Now you cannot parse all native formats with a single parser… I’d really prefer to only need to know one format when dealing with KiCad, and I’d prefer that that format be near plain text, which JSON is not quite, YAML is nicer in that respect perhaps nicer than s-exp. The only real problem is that parsing YAML or JSON is harder than s-exp which is trivial.
I’m just pointing out changes for the sake of changes… are not beneficial. Take a Look at Linux… eternal code churn so much so that developers can’t even deal with it and tap out. Take a Look at any of the BSDs the code just doesn’t change that often and when it does it is consistently done and for good reasons.
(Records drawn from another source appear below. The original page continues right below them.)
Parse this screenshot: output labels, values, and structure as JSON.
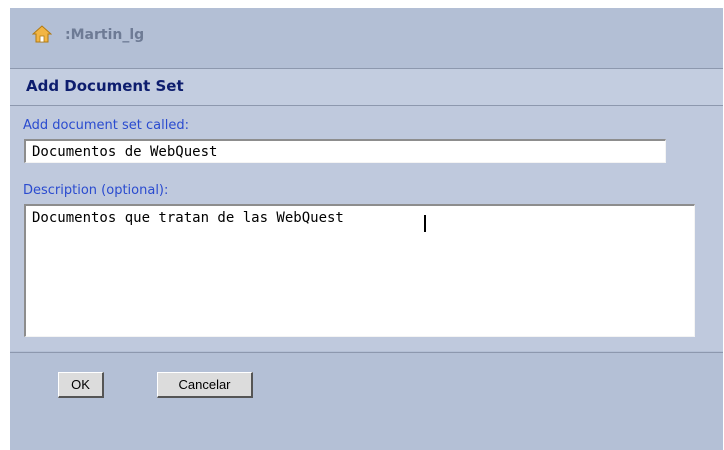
{
  "header": {
    "home_icon": "home-icon",
    "user_crumb": ":Martin_lg"
  },
  "dialog": {
    "title": "Add Document Set",
    "name_label": "Add document set called:",
    "name_value": "Documentos de WebQuest",
    "description_label": "Description (optional):",
    "description_value": "Documentos que tratan de las WebQuest"
  },
  "buttons": {
    "ok_label": "OK",
    "cancel_label": "Cancelar"
  },
  "colors": {
    "title": "#0d1d6e",
    "label": "#2a4bcf",
    "background": "#b4c0d6"
  }
}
I don’t think I have ever seen that happen in practice with any software. Perhaps opening the read/write might trigger that but there is no reason that opening many files read only would.
Libaries are for this, to help you do a better job without needing to reimplement it. YAML has at least 4 implementations for C/C++. No problem here.
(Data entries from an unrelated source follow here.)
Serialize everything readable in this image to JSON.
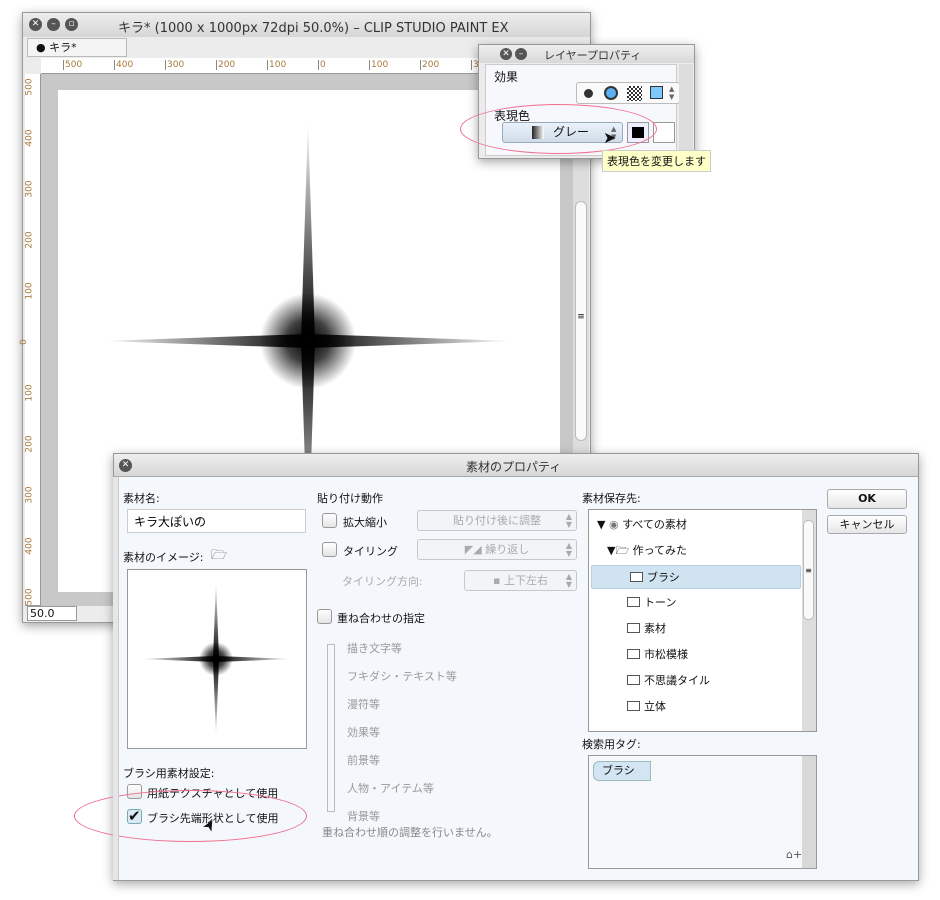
{
  "canvas_window": {
    "title": "キラ* (1000 x 1000px 72dpi 50.0%) – CLIP STUDIO PAINT EX",
    "tab": "キラ*",
    "zoom": "50.0",
    "h_ruler": [
      "500",
      "400",
      "300",
      "200",
      "100",
      "0",
      "100",
      "200",
      "300"
    ],
    "v_ruler": [
      "500",
      "400",
      "300",
      "200",
      "100",
      "0",
      "100",
      "200",
      "300",
      "400",
      "500"
    ]
  },
  "layer_property": {
    "title": "レイヤープロパティ",
    "effect_label": "効果",
    "expression_label": "表現色",
    "expression_value": "グレー",
    "tooltip": "表現色を変更します",
    "icons": [
      "dot-icon",
      "border-icon",
      "tone-icon",
      "layer-color-icon"
    ]
  },
  "dialog": {
    "title": "素材のプロパティ",
    "name_label": "素材名:",
    "name_value": "キラ大ぽいの",
    "image_label": "素材のイメージ:",
    "brush_label": "ブラシ用素材設定:",
    "paper_texture": {
      "label": "用紙テクスチャとして使用",
      "checked": false
    },
    "brush_tip": {
      "label": "ブラシ先端形状として使用",
      "checked": true
    },
    "paste_label": "貼り付け動作",
    "scale": {
      "label": "拡大縮小",
      "checked": false,
      "value": "貼り付け後に調整"
    },
    "tiling": {
      "label": "タイリング",
      "checked": false,
      "value": "繰り返し"
    },
    "tiling_dir": {
      "label": "タイリング方向:",
      "value": "上下左右"
    },
    "overlay": {
      "label": "重ね合わせの指定",
      "checked": false
    },
    "overlay_items": [
      "描き文字等",
      "フキダシ・テキスト等",
      "漫符等",
      "効果等",
      "前景等",
      "人物・アイテム等",
      "背景等"
    ],
    "overlay_note": "重ね合わせ順の調整を行いません。",
    "save_label": "素材保存先:",
    "tree": [
      {
        "label": "すべての素材",
        "level": 0
      },
      {
        "label": "作ってみた",
        "level": 1
      },
      {
        "label": "ブラシ",
        "level": 2,
        "selected": true
      },
      {
        "label": "トーン",
        "level": 2
      },
      {
        "label": "素材",
        "level": 2
      },
      {
        "label": "市松模様",
        "level": 2
      },
      {
        "label": "不思議タイル",
        "level": 2
      },
      {
        "label": "立体",
        "level": 2
      }
    ],
    "tag_label": "検索用タグ:",
    "tags": [
      "ブラシ"
    ],
    "ok": "OK",
    "cancel": "キャンセル"
  },
  "colors": {
    "selection": "#cfe3f1",
    "highlight_ellipse": "#f07090",
    "tooltip_bg": "#ffffc8"
  }
}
BTW: my question was why JSON instead of YAML. If the project used s-exp for all, and avoided creating two new config files for each release, I didn’t make any comment. Is not s-exp (which I don’t like) the problem, but the endless proliferation of files and file formats.
KiCad was a particularly bad example. Opening PCBnew for the first time used to take minutes for me on an old PC. I found that it was the antivirus and disk directory (not file) fragmentation. I was installing a new version of KiCad every few days. I used to have to compact the directories periodically. The Sysinternal tools showed what was going on
The problem largely went away with a SSD drive PC and a different antivirus.
Windows has a background file defragmentation feature these days. So far as I know, it does not defragment directories, so KiCads very complex footprint and 3D model directories can get scattered all over the drive. Fortunately SSDs make this irrelevant and also discourage file defragmentation as it causes extra disk wear
Fragmentation is irrelevant to wear on HDDs it just slows them down. And is completely irrelevant on SSDs… so yeah again never a problem other than for performance and if it wasn’t for your AV being lame it wouldn’t have been an issue then. I’ve ran KiCad for years on SSDs and HDDs (even windows XP machines on older releases) no issues.
You should look at using yaml instead of json. I have used json for several projects now for configuration and the problem with JSON is that it doesn’t allow comments inside the structure. Yaml is much more forgiving with comments which can be very useful in data files such as config files and project files.